Отец Андрей оглянулся на замешкавшегося дьякона, и тот, выступив вперед, стал читать Символ веры. Немногие присутствующие на службе прихожане вразнобой подхватили: – Верую во единого Бога Отца…
В это время в храм вошли четверо. Не перекрестившись, стали оглядываться по сторонам. Лик архистратига Михаила погас.
Отцу Андрею показалось, что он узнает плотную фигуру низко опустившего голову человека, стоявшего чуть впереди вошедших. Но в это время служка отворил врата, и отец Андрей, подняв для благословения крест, поклонился и, повернувшись, ушел в алтарь.
Служба закончилась. Быстро переодевшись, отец Андрей перекинул через плечо сумку и пошел к выходу. Четверо по-прежнему стояли посреди храма. Тот, который показался ему знакомым, сложив как положено руки, сделал шаг навстречу и тихо сказал: – Благословите, отец Андрей.
Это был Сергей Проценко, с которым они когда-то вместе сдавали кандидатский минимум.
– Давно веруешь? – подойдя вплотную, но не поднимая для благословения руки, спросил священник.
– Осознал, крестился, верую, – улыбаясь, сказал Проценко.
Глаза их встретились, и отец Андрей угадал в чуть прищуренном взгляде бывшего завлаба института полупроводников затаенную иронию, с которой тот воспринимал и свою просьбу, и заметное нежелание священника сказать привычные слова благословения.
– У меня к тебе еще одна просьба, – торопливо перекрестившись, сказал Проценко, придержав Андрея за плечо.
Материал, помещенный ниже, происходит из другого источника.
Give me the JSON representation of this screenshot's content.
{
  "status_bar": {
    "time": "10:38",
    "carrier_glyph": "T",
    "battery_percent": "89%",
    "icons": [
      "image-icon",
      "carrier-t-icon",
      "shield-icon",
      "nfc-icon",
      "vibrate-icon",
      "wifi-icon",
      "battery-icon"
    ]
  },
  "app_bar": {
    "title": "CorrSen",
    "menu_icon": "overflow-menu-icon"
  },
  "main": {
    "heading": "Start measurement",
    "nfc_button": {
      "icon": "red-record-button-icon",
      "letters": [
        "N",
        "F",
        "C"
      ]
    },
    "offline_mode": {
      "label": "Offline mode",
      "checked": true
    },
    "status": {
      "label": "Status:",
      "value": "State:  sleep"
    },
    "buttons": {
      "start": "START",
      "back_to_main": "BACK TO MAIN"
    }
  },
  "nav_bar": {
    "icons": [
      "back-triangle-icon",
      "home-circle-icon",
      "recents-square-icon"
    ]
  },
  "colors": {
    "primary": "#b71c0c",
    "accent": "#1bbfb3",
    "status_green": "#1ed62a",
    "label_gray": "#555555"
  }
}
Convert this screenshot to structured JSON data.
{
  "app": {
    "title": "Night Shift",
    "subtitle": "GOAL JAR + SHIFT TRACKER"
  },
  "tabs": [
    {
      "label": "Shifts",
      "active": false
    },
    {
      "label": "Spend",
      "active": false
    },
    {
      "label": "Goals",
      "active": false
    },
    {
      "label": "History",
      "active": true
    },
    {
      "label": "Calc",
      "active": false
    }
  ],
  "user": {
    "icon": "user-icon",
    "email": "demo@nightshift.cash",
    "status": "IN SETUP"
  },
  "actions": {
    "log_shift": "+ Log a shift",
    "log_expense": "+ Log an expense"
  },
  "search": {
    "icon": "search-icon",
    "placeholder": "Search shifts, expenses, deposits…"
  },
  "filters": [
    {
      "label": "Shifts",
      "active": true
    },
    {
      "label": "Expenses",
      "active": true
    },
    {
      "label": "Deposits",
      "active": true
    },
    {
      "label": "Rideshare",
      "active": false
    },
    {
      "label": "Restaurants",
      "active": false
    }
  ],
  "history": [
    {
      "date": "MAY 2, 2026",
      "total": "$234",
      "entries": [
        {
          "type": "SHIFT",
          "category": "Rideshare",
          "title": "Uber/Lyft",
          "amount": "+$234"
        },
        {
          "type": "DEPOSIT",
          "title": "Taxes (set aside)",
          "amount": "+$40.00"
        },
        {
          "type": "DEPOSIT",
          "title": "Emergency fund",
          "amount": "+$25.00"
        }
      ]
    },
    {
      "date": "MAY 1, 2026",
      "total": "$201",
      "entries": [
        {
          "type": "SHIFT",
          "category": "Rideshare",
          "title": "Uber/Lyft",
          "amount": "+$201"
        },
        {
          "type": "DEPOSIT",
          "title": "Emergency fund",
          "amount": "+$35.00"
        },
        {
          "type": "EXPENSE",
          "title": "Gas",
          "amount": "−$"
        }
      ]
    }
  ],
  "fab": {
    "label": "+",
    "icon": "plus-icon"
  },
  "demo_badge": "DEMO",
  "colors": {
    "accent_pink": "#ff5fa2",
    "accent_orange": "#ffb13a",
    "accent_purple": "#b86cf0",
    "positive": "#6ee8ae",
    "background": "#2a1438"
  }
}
– Извини, очень спешу, – сказал тот, делая шаг в сторону.
– Подвезу. Тебе куда?
– Спасибо, мне рядом.
– Изложу все до ворот…
Они вышли из церкви и пошли по направлению к воротам. Трое шли следом.
– Открываю филиал. Возле Дворца спорта. Бывшее ПТУ.
– Поздравляю.
– Спасибо. По православному обычаю требуется освятить.
– Мне?
– Тебе.
– Почему?
– Хотя бы потому, что бывшие коллеги должны помогать друг другу. С начальством твоим я договорился. Назвал тебя – никаких возражений. На мой взгляд, Владыка к тебе прекрасно относится. Ты всегда был на хорошем счету – и в институте, и в этом своем новом качестве. Честно говоря, для всех, кроме меня, это была полная неожиданность.
Андрей остановился.
– Я все понял. Если тебе интересно – у меня нет ни малейшего желания освящать твой филиал.
– Догадывался. Поэтому принял соответствующие меры.
Отец Андрей оглянулся на стоявших чуть в стороне «провожатых».
– За кого ты меня принимаешь? – Проценко снова растянул в улыбке толстые губы. – В шестнадцать ноль-ноль машина будет ждать у твоего дома. Серый БМВ. Вон тот. Прихватывай соответствующую атрибутику. После банкета привезем в целости и сохранности.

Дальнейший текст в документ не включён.